Mother by Fate by Tara Taylor Quinn. Ha. That title’s not just bad, it’s threatening. Like children might just start SHOWING UP in your life because you are FATED to be a mother and that’s all there is to it. But the book itself was wonderful. This is easily my favourite of the romances I’ve read in the last while (not that I’ve been reading many. *sigh*), and I can’t even explain why without getting mildly incoherent with enthusiasm. The heroine works at a women’s shelter, and I SO WISH that The Lemonade Stand was real so I could volunteer or donate or something, because it’s wonderful. A well-funded, well-run, perfect-in-every-respect shelter is a nice bit of fantasy. The heroine is also admirable, and appears to have swallowed The Gift of Fear at some point, because she has way better self-control and gut instincts than many heroines (or actual people–I was nowhere near as careful and self-possessed when I was younger). I want to shove the book into people’s hands and say “This. This is what I mean” during conversations about being careful and taking precautions. She’s also dealing with a horrible ex, and yet dealing with him in an adult, appropriate way that avoided that “Saint Doormat who lets horrible people treat her horribly” standard of behaviour still found in way too many romances.

Well, UGH.

I don’t often update this blog, but this morning I have something I need to communicate, and it’s a bit of a policy statement. I apologize in advance for the sheer pomposity of that.

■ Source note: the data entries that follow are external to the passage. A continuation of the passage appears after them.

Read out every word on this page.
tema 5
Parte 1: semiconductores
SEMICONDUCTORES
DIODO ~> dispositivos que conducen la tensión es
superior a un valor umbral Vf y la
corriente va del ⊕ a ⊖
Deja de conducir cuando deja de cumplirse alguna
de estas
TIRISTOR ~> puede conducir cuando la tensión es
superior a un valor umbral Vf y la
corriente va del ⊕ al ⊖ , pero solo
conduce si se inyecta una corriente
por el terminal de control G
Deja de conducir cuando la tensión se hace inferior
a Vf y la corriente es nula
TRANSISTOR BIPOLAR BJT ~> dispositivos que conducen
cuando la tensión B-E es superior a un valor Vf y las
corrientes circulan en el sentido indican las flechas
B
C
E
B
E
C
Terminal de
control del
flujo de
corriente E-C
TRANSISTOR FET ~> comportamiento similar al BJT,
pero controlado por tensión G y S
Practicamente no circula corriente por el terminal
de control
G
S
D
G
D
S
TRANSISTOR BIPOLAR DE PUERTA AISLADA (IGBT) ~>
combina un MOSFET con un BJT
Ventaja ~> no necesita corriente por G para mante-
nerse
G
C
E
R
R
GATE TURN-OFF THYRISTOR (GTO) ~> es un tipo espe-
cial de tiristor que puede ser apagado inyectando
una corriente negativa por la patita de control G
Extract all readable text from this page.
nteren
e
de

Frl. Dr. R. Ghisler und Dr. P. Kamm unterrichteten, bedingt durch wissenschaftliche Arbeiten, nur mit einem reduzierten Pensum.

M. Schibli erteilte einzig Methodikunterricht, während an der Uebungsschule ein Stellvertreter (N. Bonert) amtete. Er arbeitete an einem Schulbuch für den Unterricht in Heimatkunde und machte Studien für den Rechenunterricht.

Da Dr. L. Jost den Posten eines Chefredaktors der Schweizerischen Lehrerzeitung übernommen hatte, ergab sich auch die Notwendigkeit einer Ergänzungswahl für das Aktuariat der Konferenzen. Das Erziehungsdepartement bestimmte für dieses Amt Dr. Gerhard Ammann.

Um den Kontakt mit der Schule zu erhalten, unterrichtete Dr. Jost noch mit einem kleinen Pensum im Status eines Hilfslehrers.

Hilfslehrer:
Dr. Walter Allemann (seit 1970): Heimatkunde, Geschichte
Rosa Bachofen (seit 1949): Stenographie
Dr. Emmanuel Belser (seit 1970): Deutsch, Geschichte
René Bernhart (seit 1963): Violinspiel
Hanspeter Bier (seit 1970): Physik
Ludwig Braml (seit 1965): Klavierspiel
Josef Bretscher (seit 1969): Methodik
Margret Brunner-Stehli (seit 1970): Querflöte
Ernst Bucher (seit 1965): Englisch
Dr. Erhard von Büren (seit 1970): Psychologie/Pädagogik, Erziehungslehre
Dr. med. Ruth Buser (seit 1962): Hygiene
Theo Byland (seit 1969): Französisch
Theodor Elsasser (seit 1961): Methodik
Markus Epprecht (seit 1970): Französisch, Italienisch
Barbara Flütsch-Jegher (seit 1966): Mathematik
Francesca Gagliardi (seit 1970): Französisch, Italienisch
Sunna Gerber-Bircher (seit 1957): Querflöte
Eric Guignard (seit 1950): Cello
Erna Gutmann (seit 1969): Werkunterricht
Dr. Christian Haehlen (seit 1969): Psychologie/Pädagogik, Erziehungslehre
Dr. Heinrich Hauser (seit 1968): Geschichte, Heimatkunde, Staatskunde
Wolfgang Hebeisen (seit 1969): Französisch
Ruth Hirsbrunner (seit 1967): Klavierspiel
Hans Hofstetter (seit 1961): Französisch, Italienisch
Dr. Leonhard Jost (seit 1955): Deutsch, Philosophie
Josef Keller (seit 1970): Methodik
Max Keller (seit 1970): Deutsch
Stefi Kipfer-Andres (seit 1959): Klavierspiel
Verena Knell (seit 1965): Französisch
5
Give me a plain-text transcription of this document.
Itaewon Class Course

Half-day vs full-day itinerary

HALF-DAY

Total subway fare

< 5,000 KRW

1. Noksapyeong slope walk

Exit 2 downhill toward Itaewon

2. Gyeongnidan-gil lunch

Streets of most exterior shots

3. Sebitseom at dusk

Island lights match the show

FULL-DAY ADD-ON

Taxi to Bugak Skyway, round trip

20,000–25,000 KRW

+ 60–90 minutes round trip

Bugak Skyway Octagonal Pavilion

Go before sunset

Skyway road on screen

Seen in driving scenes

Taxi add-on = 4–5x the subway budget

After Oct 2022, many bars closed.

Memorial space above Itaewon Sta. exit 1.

As you may already have read, the Guardian recently published a piece in which an author writes lightly and amusingly about stalking someone who gave her a bad review. No, really, that really happened. There’s a good list of links at Love in the Margins.

Obviously I don’t ever want to be stalked by creepy authors. I realize the likelihood of that happening is pretty slim: I’m not a well-known or prolific reviewer, and I can usually only find the energy to review books I enjoyed, not the ones I hated. But, you know…if the atmosphere surrounding book reviews has gotten so entitled and toxic that some authors think this was justified (and they do: there are people praising the stalker on Twitter), then I have no interest in participating.

No, honestly, I just don’t. Take your much-wanted stars and shove them somewhere in need of light, because I’ll no longer be providing them for any authors I don’t already know/trust/have reason to believe are sane. So the list of things I’ll be bothering to review just shrank considerably.

But the more important thing I wanted to say is this: I don’t Google myself, look for mentions of myself, or even read reviews of my stuff anymore. If you are reading anything I’ve written, you can talk about it (or not) however and wherever you want to: I promise not to whine, stalk, complain, or even look. You are allowed to have opinions of my work! Even negative ones!

So this is my one and only comment: Thank you for taking the time to read me. I’m delighted if you enjoyed the read, and sorry if you didn’t, but either way I’m not comfortable responding to reviews. I hope you understand, and that you know I’m making this decision with a lot of respect and affection for the world of readers.